Os termos preveem a aplicação da Lei nº 13.465/2017, que distingue Reurb de Interesse Social (Reurb-S) e Reurb de Interesse Específico (Reurb-E). Imóveis serão classificados como regularizáveis, parcialmente regularizáveis ou insuscetíveis de regularização, considerando data de ocupação, riscos ambientais, disponibilidade de infraestrutura, compatibilidade com a função social e impacto ao meio ambiente.

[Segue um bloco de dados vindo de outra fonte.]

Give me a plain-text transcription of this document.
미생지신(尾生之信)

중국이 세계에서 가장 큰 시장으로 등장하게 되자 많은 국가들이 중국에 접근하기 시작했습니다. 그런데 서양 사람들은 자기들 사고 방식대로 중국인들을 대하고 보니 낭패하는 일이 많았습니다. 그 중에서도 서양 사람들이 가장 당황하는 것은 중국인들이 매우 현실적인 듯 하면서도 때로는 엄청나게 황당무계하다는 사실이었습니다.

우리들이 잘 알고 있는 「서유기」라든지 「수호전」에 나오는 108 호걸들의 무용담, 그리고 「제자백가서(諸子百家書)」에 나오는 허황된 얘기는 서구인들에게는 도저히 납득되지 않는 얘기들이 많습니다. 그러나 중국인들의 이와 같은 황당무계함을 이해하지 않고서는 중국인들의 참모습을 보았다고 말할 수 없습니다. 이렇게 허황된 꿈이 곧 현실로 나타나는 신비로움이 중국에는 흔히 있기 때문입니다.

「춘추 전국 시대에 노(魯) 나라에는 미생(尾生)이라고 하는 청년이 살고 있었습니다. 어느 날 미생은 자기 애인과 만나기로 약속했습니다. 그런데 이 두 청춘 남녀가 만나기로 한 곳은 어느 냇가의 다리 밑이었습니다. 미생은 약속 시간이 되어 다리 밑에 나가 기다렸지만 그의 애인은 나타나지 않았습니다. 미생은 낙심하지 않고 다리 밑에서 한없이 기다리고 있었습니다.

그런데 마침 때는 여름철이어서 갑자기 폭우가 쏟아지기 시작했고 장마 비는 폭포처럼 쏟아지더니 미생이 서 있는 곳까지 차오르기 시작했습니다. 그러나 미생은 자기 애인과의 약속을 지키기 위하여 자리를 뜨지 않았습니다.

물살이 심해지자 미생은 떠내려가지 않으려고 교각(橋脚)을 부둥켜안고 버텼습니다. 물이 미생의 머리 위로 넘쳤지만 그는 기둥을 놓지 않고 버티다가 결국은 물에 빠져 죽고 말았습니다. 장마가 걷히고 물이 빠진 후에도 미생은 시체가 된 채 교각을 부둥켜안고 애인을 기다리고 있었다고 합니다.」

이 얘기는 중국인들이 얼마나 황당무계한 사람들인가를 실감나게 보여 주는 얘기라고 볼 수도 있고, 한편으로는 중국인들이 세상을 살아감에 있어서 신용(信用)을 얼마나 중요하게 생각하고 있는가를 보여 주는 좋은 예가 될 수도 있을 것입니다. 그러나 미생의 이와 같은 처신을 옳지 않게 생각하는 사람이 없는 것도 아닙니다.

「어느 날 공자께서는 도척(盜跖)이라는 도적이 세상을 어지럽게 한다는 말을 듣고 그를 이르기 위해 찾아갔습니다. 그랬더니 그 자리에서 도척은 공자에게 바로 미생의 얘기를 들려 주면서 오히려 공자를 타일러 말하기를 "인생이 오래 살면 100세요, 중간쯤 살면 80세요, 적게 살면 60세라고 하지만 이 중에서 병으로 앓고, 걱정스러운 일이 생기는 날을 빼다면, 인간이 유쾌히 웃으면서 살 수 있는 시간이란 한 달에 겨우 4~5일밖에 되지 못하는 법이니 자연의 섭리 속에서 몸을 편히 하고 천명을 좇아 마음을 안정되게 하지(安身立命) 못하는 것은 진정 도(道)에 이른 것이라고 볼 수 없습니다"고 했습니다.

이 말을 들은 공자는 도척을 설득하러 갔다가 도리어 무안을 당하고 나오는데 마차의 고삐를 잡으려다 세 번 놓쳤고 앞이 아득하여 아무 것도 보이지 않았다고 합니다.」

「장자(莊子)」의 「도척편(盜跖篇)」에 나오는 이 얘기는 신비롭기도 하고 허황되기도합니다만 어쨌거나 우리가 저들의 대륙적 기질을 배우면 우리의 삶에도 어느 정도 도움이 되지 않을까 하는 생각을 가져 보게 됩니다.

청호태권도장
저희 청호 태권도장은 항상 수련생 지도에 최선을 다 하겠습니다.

Principais medidas pactuadas

Entre as ações previstas estão:

  • proibição de novas ocupações em áreas protegidas;
  • bloqueio de licenças e alvarás em APPs pelo município;
  • demolição de construções em áreas inviáveis à regularização;
  • prioridade a famílias de baixa renda em programas habitacionais, especialmente em zonas de risco;
  • elaboração de diagnósticos técnico-ambientais;
  • recuperação de áreas degradadas e eventual criação de Unidades de Conservação.

Obrigações do município

A prefeitura será responsável pela execução do plano de regularização, pelas ações de recuperação ambiental e pelas demolições necessárias, além de assegurar infraestrutura urbana mínima e equipamentos comunitários nas áreas regularizadas. O município também pagará R$ 300 mil em compensação ambiental relativa ao Conjunto Fernando Collor de Melo, sendo R$ 200 mil destinados ao projeto Parque Siri, na foz do Rio do Sal, e R$ 100 mil à Floresta Nacional do Ibura.

Monitoramento

Relatórios semestrais deverão ser enviados ao MPF detalhando o cumprimento das obrigações. O descumprimento poderá acarretar multas diárias e medidas judiciais, uma vez que os acordos têm caráter vinculante.

Com a articulação interinstitucional, o MPF pretende assegurar que a regularização fundiária e a proteção ambiental avancem de forma estruturada, evitando remoções arbitrárias e prevenindo novas ocupações ilegais em Nossa Senhora do Socorro.